As It Happens

Company produces world's first biofuel made from whisky waste

A company develops a fuel made from a whisky byproduct that you can pour straight into your car.
Martin Tangney, founder of Celtic Renewables, shows the first sample of bio-butanol. (Photo: Courtesy of Martin Tangney)

Drinking and driving is a big problem. Unless you're talking about the completely different relationship between drinking and driving that Martin Tangney and his company have seized upon. This one could represent a big solution. Tangney’s company, Celtic Renewables, has devised a way to create fuel using the bio-waste from whisky production. The bio-butanol can fuel your car as efficiently as gas, with no need for engine modification.
 
“This whole concept was born out of a notion I had one day as a professor at university,” Tangney tells As it Happens host Carol Off. “We tried it with Highland whiskies, Lowland whiskies, even triple-distilled whiskies, so that we would have a process that was generic and applicable not just to Scottish malt whisky, but to grain whisky, and to the rye whisky that you have in Canada. There are big whisky industries all over the world.”
 
Tangney explains that whisky accounts for less than ten percent of the output of a whisky distillery. “You take barley -- malt it, and you release some sugars.
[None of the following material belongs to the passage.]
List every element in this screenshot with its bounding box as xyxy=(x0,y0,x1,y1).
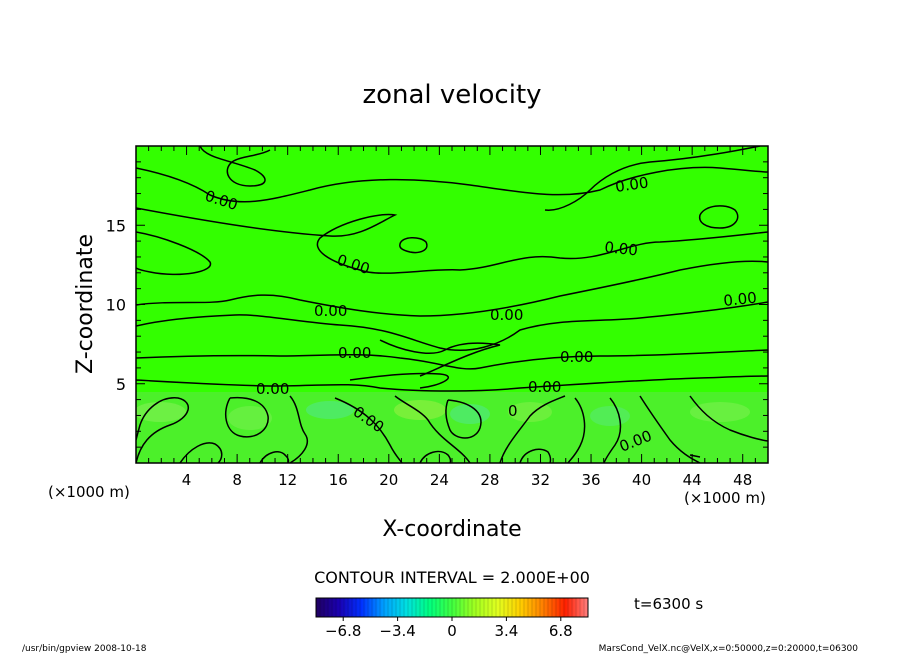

You wash out the sugar from the barley, you add some yeast and water and make beer, and then distill the alcohol out of the beer.” So the bulk of the barley is discarded at the beginning of the process, and ends up as residual waste – to the tune of 750,000 tonnes per year in Scotland alone, according to Tangney.
 
Celtic Renewables takes the leftover barley roughage and mixes it with the slurry left from the beer fermentation and whisky distillation, then mixes that with a combination of different fermentation organisms to make butanol.
 
It’s a process that was first developed during the First World War to make explosives – one that eventually died out due to the success of the petro-chemical industry. Interest in butanol as a fuel was renewed in 2005, after a scientist named David Ramey drove ten-thousand miles across the United States, in an unmodified 1992 Buick Park Avenue fuelled entirely on pure butanol.
 
“When we build our first demonstrator,” says Tangney, “we will invite all the whisky industries from all around the world to come and have a look at what we can do, and hopefully export that technology around the world.”